Ever since the passage of proposition 39 in 2000, lowering the voter approval of school bonds
from two-thirds to 55 percent, most bonds pass. Billions of dollars are spent on access
compliance. There is not a lack of money for school improvements, but a lack of balance and
common sense. Approximately $60,000,000 was spent on a new high school near my home, but
that school lacked $200,000 to purchase needed text books. Something is wrong here. Yes, I
understand that funds come from different sources, but by making some modifications to our
current ADA/AC laws much money could be saved or put to better use.

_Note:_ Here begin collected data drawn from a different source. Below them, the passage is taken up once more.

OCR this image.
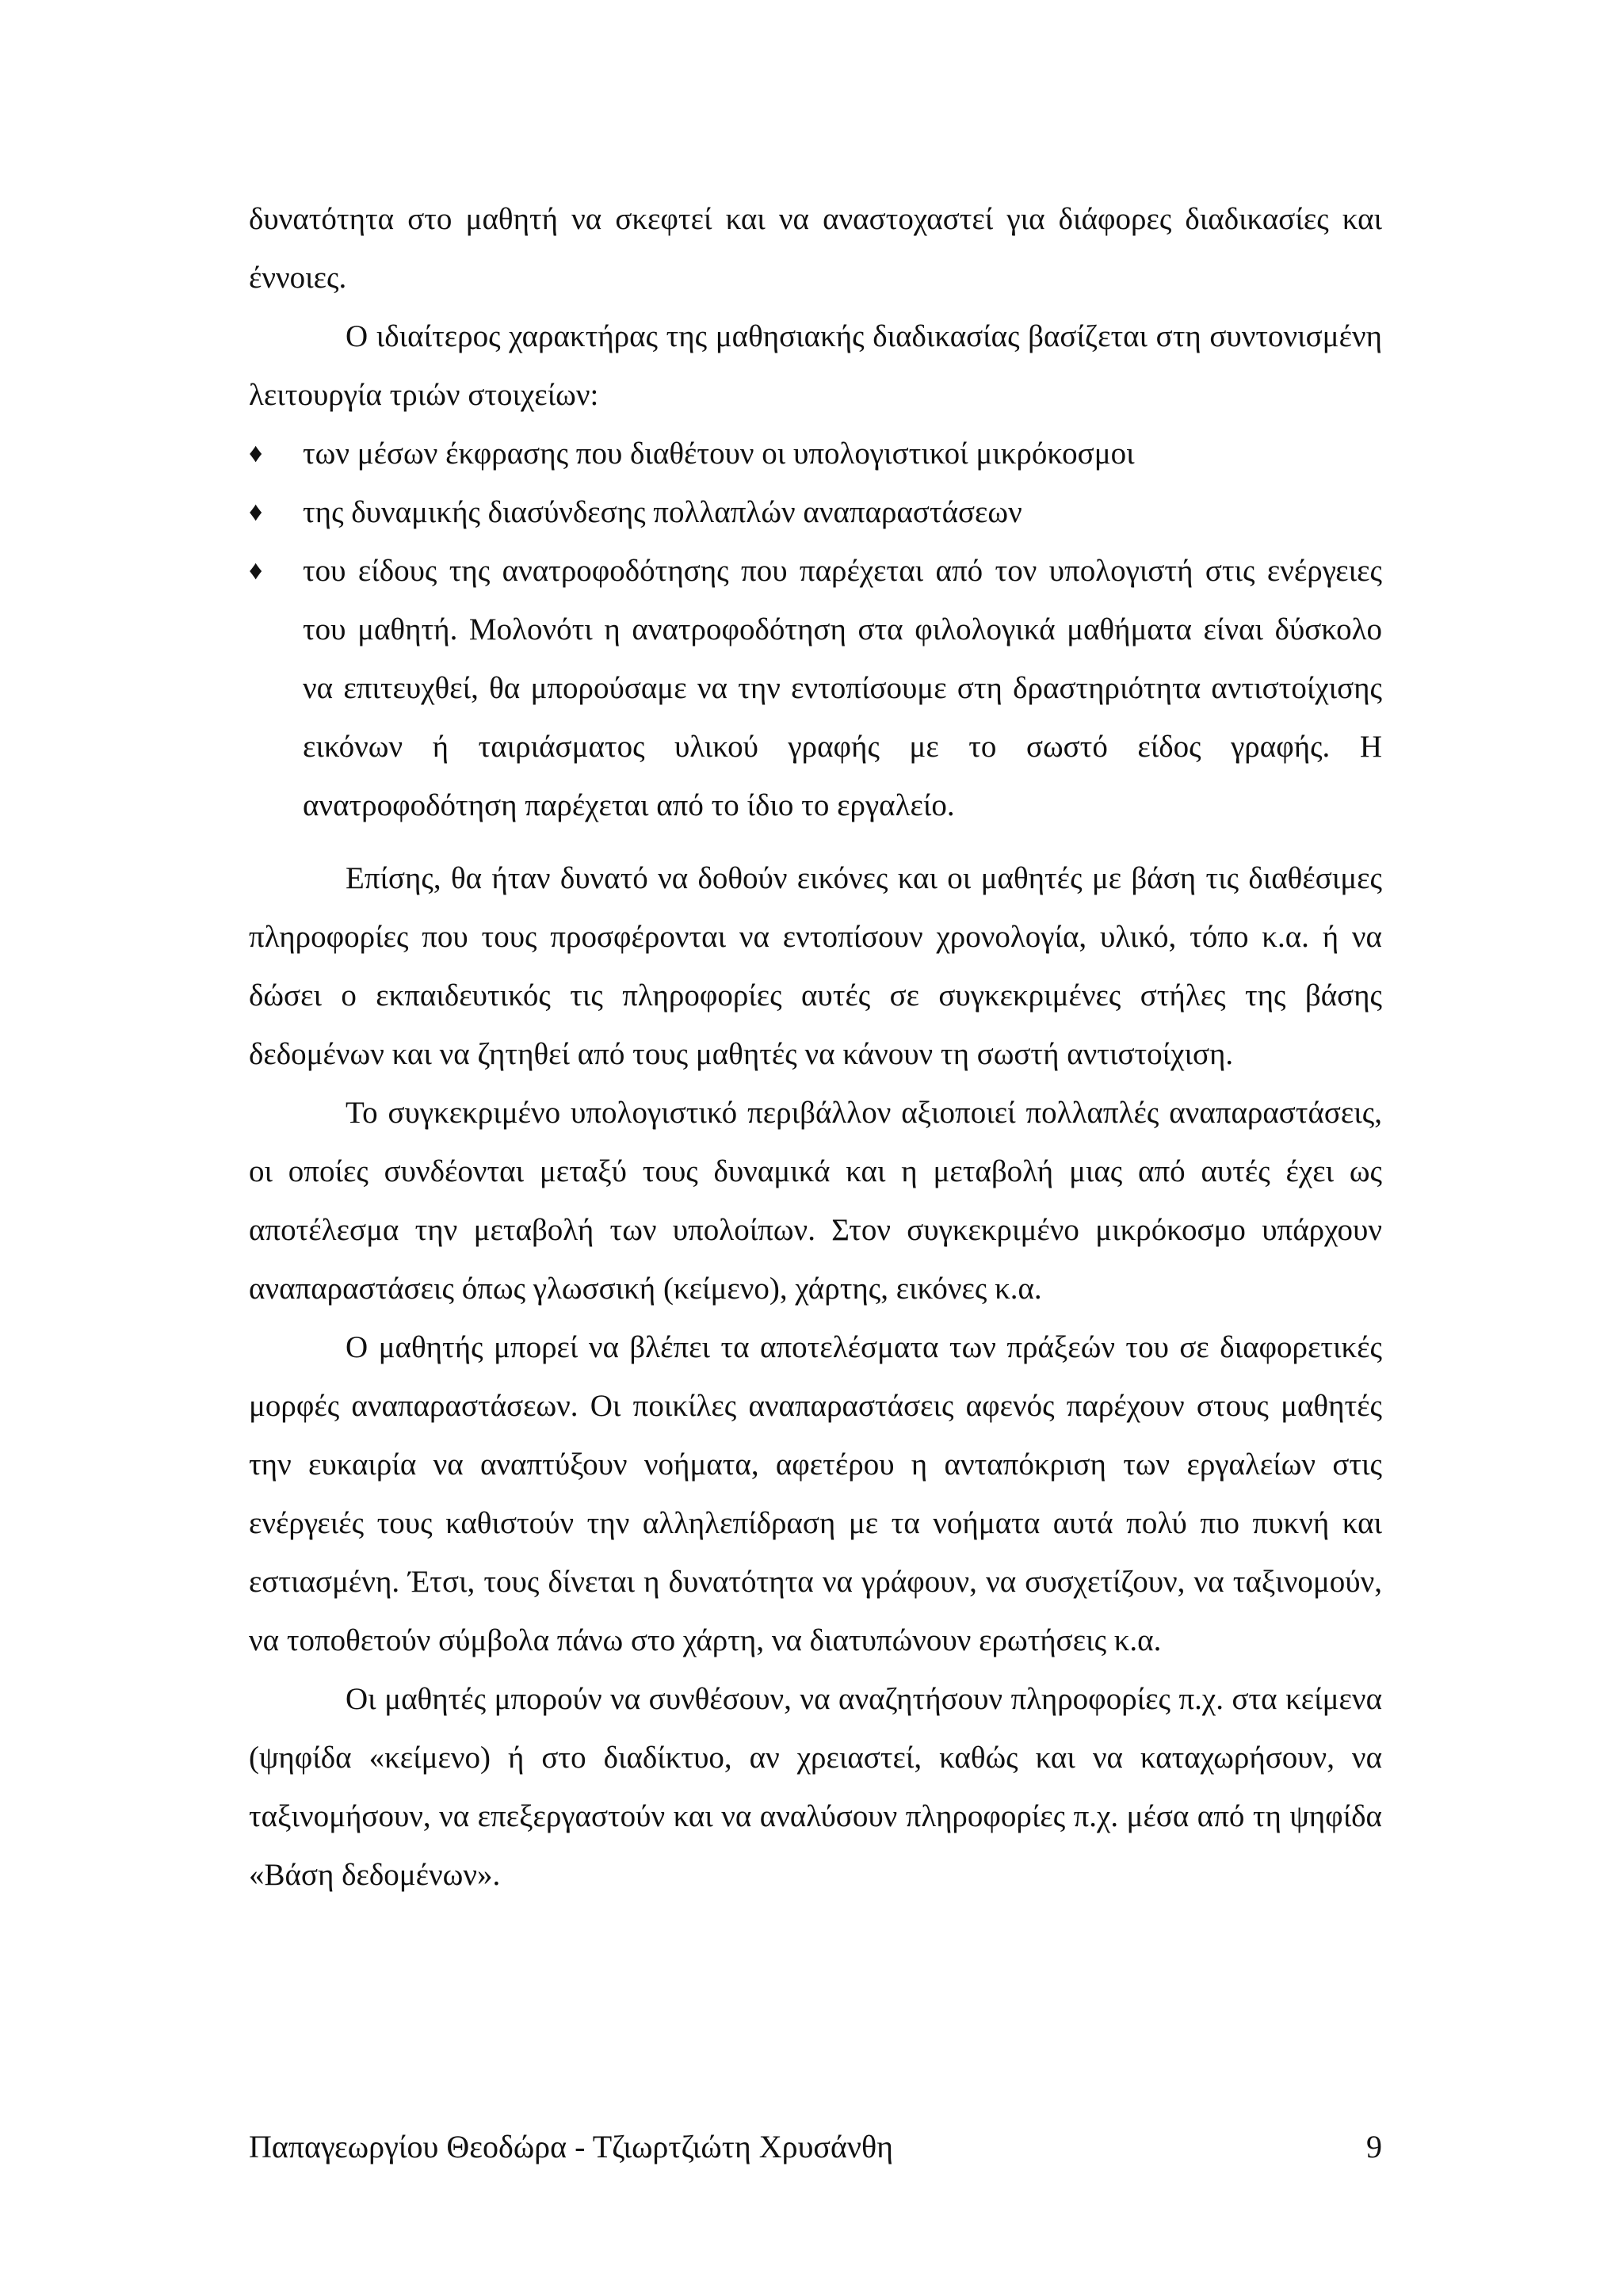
δυνατότητα στο μαθητή να σκεφτεί και να αναστοχαστεί για διάφορες διαδικασίες και έννοιες.

Ο ιδιαίτερος χαρακτήρας της μαθησιακής διαδικασίας βασίζεται στη συντονισμένη λειτουργία τριών στοιχείων:

♦	των μέσων έκφρασης που διαθέτουν οι υπολογιστικοί μικρόκοσμοι
♦	της δυναμικής διασύνδεσης πολλαπλών αναπαραστάσεων
♦	του είδους της ανατροφοδότησης που παρέχεται από τον υπολογιστή στις ενέργειες του μαθητή. Μολονότι η ανατροφοδότηση στα φιλολογικά μαθήματα είναι δύσκολο να επιτευχθεί, θα μπορούσαμε να την εντοπίσουμε στη δραστηριότητα αντιστοίχισης εικόνων ή ταιριάσματος υλικού γραφής με το σωστό είδος γραφής. Η ανατροφοδότηση παρέχεται από το ίδιο το εργαλείο.

Επίσης, θα ήταν δυνατό να δοθούν εικόνες και οι μαθητές με βάση τις διαθέσιμες πληροφορίες που τους προσφέρονται να εντοπίσουν χρονολογία, υλικό, τόπο κ.α. ή να δώσει ο εκπαιδευτικός τις πληροφορίες αυτές σε συγκεκριμένες στήλες της βάσης δεδομένων και να ζητηθεί από τους μαθητές να κάνουν τη σωστή αντιστοίχιση.

Το συγκεκριμένο υπολογιστικό περιβάλλον αξιοποιεί πολλαπλές αναπαραστάσεις, οι οποίες συνδέονται μεταξύ τους δυναμικά και η μεταβολή μιας από αυτές έχει ως αποτέλεσμα την μεταβολή των υπολοίπων. Στον συγκεκριμένο μικρόκοσμο υπάρχουν αναπαραστάσεις όπως γλωσσική (κείμενο), χάρτης, εικόνες κ.α.

Ο μαθητής μπορεί να βλέπει τα αποτελέσματα των πράξεών του σε διαφορετικές μορφές αναπαραστάσεων. Οι ποικίλες αναπαραστάσεις αφενός παρέχουν στους μαθητές την ευκαιρία να αναπτύξουν νοήματα, αφετέρου η ανταπόκριση των εργαλείων στις ενέργειές τους καθιστούν την αλληλεπίδραση με τα νοήματα αυτά πολύ πιο πυκνή και εστιασμένη. Έτσι, τους δίνεται η δυνατότητα να γράφουν, να συσχετίζουν, να ταξινομούν, να τοποθετούν σύμβολα πάνω στο χάρτη, να διατυπώνουν ερωτήσεις κ.α.

Οι μαθητές μπορούν να συνθέσουν, να αναζητήσουν πληροφορίες π.χ. στα κείμενα (ψηφίδα «κείμενο) ή στο διαδίκτυο, αν χρειαστεί, καθώς και να καταχωρήσουν, να ταξινομήσουν, να επεξεργαστούν και να αναλύσουν πληροφορίες π.χ. μέσα από τη ψηφίδα «Βάση δεδομένων».

Παπαγεωργίου Θεοδώρα - Τζιωρτζιώτη Χρυσάνθη	9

This whole issue is not simple, and this evaluation is only an overview and far from
comprehensive. There are many dedicated people out there who can only wring their hands and
hope that the process will change for the better, but state bureaucracy is powerful and to change
the status quo is not easy. I am jeopardizing my own career by this brief exposé, but I have no
choice. The future is about our children, not about my career.

The spirit of the law was initially good, but when state bureaucrats try to live by the letter of the
law (because of potential litigation, job security, desire for control or whatever) the system goes
awry. Do we accommodate the disabled? Yes, of course. But when the pendulum of
accommodation swings as far as it has, a common sense approach to accommodation has went
out the door at the expense of all students.